PECOTA | 97 | 65 | 0.600 | 2.54 |

CAIRO | 96 | 66 | 0.590 | 2.28 |

Chone | 95 | 67 | 0.587 | 2.21 |

ZiPS | 94 | 68 | 0.580 | 2.04 |

Oliver | 85 | 77 | 0.525 | 0.63 |

Marcel |
81 |
81 |
0.500 |
— |

Steamer | 78 | 84 | 0.481 | -0.48 |

Fantistics | 57 | 105 | 0.352 | -3.78 |

PECOTA, CAIRO, Chone and ZiPS all win big here. Steamer used a Marcel-like system to project HR/9 but for 2010 we’ll be using FB% and LD% to project HR’s and, hopefully, this will be a major area of improvement for us. HR/9 is likely an afterthought for Fantistics since it’s not typically a fantasy category. Sporting News doesn’t even bother to project it. Fantistics, along with ZiPS, projected HR/9 most aggressively (the broadest distribution) while Marcel and Steamer, limited by their ignorance of batter ball data, projected the narrowest ranges.
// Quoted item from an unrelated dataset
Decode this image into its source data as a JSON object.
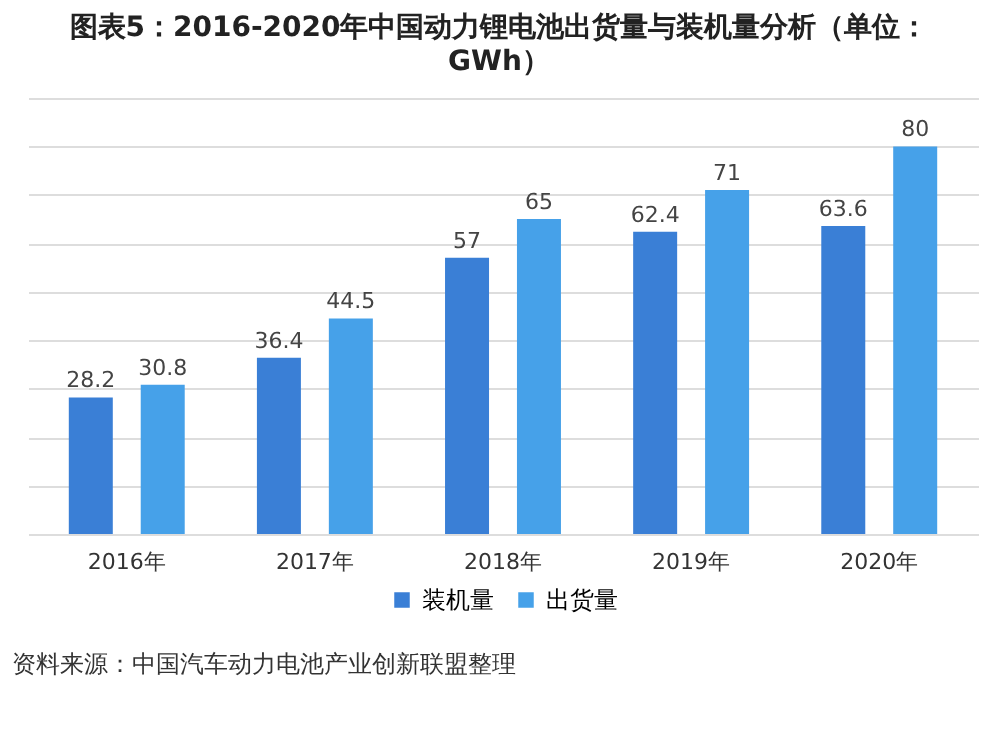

Now let’s wrap K/9, HR/9 and BB/9 into a statistic for overall pitching goodness, I’ll call ~ FIP. I’d use FIP but not all of these systems projected IBB and HBP so I just left them out and calculated:

~ FIP = (HR*13+BB*3-K*2)/IP

**~ FIP Projections**

System |
W |
L |
W% |
z score |

Marcel |
81 |
81 |
0.500 |
— |

ZiPS | 79 | 83 | 0.489 | -0.29 |

Steamer | 78 | 84 | 0.479 | -0.54 |

PECOTA | 77 | 85 | 0.478 | -0.56 |

CAIRO | 76 | 86 | 0.468 | -0.83 |

Oliver | 75 | 87 | 0.465 | -0.88 |

Chone | 72 | 90 | 0.442 | -1.47 |

That’s right, none of these systems projected real ~FIP better than Marcel’s ~FIP. In fact, if Marcel had simply made these ~FIP predictions its ERA predictions, only Cairo and ZiPS would have beaten Marcel in predicting ERA. Actually, in light of Tango’s recent blog entry, I should point out that Marcel would do better than three of these systems (and do better itself!) if it just relied on it’s BB and K predictions and calculated ERA = 5.4+ 3*(BB-K)/IP.

For Steamer, I think the big lessons from all of this are:

- Use FB% and LD% to project HR rates.
- Don’t use a component ERA formula that doesn’t work as well as FIP.
- Just let Peter project saves.
- All of these systems have weaknesses.

With some much needed tinkering we hope Steamer will be significantly improved for the 2010 season. We plan to run this analysis again after the 2010 season to see if our changes paid off. Along those lines, I am going to try to collect projections (ideally, with MLBAM IDs) before the season starts so that I’ll have the results right after the season ends. If you have projections with MLBAM IDs that you want included in next year’s analysis we’d be happy to oblige.